Actually, for what it is, I don't mind said office/condo mixed-use clunker (one of Minto's first projects in Toronto?)--though maybe it'd get more present-day respect if it were built a decade earlier and in dark red brick a la the Bay/Charles Towers. (Sooner or later, two-toned red granite with green trim will get its defenders again.)

Well, granite has its defenders today because it's a beautiful material. In a postmodern sense, it evokes pre-Modern architecture clad in stone, yet when polished has a sleek and contemporary look. Green trim evokes copper, a beautiful material to use in architecture. But this building wouldn't be a rallying point for the style.
 
But this building wouldn't be a rallying point for the style.
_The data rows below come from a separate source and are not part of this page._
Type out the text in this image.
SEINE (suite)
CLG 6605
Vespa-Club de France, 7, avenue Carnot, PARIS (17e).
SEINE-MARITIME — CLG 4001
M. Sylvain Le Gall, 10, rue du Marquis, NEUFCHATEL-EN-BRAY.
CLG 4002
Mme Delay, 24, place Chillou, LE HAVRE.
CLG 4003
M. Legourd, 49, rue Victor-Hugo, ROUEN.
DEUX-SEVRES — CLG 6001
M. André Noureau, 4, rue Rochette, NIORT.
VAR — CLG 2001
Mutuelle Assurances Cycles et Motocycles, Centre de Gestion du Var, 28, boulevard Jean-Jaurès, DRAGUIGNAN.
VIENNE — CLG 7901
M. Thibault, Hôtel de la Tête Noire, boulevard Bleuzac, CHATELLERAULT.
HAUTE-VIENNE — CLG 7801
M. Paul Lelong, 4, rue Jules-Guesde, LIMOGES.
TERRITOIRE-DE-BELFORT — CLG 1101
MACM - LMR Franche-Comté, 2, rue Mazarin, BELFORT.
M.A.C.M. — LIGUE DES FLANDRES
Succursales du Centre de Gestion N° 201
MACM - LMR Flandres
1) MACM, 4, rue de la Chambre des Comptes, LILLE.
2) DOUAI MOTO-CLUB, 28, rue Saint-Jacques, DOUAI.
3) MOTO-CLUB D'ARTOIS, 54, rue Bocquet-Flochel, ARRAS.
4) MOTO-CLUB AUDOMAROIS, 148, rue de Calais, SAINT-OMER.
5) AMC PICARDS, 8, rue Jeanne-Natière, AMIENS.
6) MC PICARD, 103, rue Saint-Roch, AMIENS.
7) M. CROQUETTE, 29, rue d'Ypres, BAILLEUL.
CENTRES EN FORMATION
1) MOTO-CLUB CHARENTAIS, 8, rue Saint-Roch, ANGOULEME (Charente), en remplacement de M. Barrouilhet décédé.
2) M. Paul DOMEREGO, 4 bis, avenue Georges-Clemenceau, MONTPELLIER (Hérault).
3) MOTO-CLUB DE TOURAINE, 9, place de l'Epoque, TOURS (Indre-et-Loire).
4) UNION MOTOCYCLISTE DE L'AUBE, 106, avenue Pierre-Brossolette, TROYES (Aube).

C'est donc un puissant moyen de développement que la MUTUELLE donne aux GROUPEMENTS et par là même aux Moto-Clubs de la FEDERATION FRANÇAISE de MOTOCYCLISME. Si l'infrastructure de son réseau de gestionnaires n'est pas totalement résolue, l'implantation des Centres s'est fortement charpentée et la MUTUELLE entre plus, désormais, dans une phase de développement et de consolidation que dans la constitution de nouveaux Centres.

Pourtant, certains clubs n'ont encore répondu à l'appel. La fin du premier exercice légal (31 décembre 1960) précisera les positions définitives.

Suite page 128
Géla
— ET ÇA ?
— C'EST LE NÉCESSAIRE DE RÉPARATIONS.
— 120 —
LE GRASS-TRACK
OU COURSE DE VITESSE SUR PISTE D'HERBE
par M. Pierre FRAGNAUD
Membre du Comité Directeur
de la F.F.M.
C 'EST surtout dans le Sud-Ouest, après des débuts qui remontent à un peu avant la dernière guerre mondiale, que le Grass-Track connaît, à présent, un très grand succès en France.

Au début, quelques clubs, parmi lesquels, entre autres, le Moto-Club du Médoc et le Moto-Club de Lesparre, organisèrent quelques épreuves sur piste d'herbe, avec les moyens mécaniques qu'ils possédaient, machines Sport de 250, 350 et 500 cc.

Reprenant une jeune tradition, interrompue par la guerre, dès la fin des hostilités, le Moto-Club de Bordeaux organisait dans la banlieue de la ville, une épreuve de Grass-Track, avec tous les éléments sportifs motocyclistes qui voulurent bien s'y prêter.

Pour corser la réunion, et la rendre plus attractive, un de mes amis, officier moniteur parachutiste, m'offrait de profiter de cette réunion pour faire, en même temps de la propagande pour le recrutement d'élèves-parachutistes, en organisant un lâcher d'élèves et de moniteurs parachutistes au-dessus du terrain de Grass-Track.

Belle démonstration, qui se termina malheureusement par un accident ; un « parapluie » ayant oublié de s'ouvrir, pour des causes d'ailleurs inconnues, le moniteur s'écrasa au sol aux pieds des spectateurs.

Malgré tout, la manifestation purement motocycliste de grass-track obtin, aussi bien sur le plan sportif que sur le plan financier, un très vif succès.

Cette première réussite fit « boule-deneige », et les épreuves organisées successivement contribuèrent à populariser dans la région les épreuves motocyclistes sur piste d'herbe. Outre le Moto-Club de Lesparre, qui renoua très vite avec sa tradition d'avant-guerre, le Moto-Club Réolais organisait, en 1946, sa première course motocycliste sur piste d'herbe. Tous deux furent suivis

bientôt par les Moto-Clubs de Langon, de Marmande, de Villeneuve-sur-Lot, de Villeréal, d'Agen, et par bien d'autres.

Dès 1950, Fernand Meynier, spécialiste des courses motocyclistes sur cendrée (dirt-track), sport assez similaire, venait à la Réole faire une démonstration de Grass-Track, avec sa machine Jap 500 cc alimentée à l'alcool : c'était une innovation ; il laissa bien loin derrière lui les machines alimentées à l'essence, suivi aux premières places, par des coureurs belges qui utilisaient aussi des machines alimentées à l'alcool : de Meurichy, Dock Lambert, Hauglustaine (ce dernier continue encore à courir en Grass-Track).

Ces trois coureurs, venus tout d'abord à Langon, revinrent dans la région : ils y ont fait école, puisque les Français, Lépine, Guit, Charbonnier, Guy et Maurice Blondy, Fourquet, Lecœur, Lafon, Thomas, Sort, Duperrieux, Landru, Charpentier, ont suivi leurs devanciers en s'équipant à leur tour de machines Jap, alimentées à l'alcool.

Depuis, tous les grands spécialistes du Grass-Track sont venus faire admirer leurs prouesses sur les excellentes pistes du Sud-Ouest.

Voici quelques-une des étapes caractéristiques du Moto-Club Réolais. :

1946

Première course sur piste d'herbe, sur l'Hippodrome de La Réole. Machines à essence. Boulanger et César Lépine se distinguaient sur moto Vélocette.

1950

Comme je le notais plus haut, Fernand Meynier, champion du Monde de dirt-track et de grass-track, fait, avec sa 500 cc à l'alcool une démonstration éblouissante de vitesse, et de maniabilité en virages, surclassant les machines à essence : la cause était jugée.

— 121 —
Well, one never knows. There's a whole lot of now-appreciated (to one degree or another) 50s/60s modernism (maybe even Elgin Motors, had it survived) that once wouldn't have been considered rallying points. In any event, when it comes to 80s Bay St, I find that Minto Plaza comes off rather smarter, architecturally and urbanistically, than the crude Horizon On Bay a block to the south or the overstuffed The Liberties a block to the north--at least AFAIC, this is a place where those oft-loathed PoMo colours and materials really do work. Not that it's an architectural prize-winner; but maybe it doesn't have to be...
 
The Esplanade at Berkeley Street.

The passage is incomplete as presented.